I'm not going to try to do that until I locate a correct longer life battery for it.

-------------------------------------------------


----------



## plodr (Jun 27, 2014)

Does a longer life battery fit?
I have yet to replace the battery in my phone from 2017. I just assumed I had to replace it with a specific part number and it would be the same as the original.

The batteries I talked about are these type 
https://www.amazon.com/Anker-PowerCore-Ultra-Compact-High-Speed-Technology/dp/B0194WDVHI


----------



## flavallee (May 12, 2002)

I switched over to dark mode because that's supposed to increase battery life.
I'll find out in the next 2 - 3 days.

-------------------------------------------------


----------



## plodr (Jun 27, 2014)

You can also try this: Settings, Battery, Battery Saver and toggle on power saving mode.

I don't keep my phone on most of the time so I'm not sure how long the battery lasts.


----------



## flavallee (May 12, 2002)

Using dark mode seems to be working well.
The battery isn't running down as quickly, and the number of annoying alerts has noticeably been reduced.

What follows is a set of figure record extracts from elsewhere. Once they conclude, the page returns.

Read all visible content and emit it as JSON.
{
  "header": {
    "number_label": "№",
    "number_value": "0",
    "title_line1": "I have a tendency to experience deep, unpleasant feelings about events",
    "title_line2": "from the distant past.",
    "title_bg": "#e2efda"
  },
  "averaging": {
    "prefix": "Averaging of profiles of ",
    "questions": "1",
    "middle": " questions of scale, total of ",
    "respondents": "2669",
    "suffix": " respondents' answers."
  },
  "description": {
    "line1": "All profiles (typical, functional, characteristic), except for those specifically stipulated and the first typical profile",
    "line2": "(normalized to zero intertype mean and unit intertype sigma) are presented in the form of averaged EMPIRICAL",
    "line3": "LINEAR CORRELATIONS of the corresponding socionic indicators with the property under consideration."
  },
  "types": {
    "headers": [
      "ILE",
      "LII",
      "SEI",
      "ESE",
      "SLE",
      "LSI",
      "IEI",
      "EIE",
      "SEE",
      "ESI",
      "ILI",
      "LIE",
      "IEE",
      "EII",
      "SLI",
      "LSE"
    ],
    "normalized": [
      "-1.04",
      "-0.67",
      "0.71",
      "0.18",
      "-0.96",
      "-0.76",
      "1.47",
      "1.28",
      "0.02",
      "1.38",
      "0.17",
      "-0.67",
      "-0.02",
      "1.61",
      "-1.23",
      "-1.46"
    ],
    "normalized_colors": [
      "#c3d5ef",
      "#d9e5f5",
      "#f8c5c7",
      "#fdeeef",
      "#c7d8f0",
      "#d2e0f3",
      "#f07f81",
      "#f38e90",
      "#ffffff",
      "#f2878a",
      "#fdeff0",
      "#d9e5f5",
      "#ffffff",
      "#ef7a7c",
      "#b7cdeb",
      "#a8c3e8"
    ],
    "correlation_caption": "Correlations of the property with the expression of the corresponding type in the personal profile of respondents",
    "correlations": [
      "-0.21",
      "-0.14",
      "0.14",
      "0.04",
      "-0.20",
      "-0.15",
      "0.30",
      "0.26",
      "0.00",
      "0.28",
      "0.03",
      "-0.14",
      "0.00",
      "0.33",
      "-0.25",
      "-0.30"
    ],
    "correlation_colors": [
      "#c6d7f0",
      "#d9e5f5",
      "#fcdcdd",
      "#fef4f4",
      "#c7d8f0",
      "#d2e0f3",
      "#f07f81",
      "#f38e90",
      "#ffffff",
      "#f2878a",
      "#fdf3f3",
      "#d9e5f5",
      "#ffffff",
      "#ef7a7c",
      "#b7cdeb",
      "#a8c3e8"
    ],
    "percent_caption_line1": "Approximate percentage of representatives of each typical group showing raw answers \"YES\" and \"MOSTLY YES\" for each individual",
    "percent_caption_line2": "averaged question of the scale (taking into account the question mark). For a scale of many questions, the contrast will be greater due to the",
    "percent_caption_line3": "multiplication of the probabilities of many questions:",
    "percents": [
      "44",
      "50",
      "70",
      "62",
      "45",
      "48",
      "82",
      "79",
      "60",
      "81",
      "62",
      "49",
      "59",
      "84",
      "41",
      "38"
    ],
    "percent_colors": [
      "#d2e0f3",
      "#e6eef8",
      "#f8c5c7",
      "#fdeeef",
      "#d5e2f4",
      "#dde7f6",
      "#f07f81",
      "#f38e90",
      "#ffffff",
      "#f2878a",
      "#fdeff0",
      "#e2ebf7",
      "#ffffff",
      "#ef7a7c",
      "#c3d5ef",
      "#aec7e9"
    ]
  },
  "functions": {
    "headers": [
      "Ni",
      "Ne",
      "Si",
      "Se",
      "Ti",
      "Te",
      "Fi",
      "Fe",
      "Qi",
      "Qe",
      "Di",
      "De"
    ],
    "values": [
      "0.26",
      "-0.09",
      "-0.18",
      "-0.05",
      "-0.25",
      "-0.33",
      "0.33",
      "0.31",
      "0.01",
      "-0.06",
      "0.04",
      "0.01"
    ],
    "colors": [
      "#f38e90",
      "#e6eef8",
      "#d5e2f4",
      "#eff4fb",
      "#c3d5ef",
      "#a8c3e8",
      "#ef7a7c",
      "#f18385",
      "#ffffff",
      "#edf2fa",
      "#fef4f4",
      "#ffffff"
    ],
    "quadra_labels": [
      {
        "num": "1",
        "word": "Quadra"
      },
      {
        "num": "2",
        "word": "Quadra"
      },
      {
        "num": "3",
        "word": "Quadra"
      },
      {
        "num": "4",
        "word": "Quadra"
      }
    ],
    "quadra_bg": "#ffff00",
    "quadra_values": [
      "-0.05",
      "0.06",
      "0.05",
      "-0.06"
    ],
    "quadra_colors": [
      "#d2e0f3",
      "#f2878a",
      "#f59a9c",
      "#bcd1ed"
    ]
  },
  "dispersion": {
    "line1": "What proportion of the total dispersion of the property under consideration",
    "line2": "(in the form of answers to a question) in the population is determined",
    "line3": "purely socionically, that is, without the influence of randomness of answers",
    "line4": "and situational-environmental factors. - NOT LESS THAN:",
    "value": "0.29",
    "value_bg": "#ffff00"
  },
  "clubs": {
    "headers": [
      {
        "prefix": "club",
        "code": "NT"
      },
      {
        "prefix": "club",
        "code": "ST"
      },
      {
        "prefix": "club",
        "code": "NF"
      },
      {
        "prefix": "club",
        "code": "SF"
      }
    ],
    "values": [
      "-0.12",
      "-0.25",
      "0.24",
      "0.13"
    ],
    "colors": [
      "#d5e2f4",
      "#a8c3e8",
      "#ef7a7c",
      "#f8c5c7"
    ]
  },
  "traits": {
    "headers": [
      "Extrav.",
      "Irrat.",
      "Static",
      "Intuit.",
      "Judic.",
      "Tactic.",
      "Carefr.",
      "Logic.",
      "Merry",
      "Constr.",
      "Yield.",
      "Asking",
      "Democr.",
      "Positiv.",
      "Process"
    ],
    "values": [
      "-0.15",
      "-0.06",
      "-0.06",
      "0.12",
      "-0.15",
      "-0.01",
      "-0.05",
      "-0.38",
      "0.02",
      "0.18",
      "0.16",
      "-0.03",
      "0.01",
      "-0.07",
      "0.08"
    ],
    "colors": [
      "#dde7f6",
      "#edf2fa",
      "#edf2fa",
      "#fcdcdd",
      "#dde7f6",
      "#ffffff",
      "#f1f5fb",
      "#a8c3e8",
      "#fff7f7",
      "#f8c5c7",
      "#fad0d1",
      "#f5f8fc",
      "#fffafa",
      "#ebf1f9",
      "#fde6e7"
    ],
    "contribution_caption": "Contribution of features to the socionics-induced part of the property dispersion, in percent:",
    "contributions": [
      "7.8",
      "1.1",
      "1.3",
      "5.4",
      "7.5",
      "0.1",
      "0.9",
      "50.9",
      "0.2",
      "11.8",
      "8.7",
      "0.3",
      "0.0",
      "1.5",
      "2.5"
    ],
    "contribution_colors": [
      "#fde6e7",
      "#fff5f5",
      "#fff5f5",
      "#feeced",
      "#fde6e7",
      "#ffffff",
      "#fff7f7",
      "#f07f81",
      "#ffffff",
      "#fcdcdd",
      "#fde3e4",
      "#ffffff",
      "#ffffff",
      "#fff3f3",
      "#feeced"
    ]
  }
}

-------------------------------------------------


----------



## plodr (Jun 27, 2014)

If they are alerts you don't want, turn off alerts from apps you are not interested in.

My news channel has a local weather app. I don't want alerts from them so I turned them off. I tend to turn on the tv and watch the weather, locally live updates every 15 minutes. That is better than having to turn my phone on and scroll through alerts.

Settings, Apps & Notifications, then Notifications. Look over the apps and toggle off any notifications you don't want. (I have very few turned on. I don't like to be bothered.)

I just got my husband a flip phone from Tracfone. He doesn't want a smart phone. It is limited and I turned off wifi (it wanted to connect to our home network) so he wouldn't click something and get on the internet. He just wants a basic phone to call out. He turned it on yesterday and Tracfone sent him a text message asking him to rate them. I think he has called about and used about 5 minutes in 2 months. We don't rate things! Today when he turned it on, I found the message and deleted it.


----------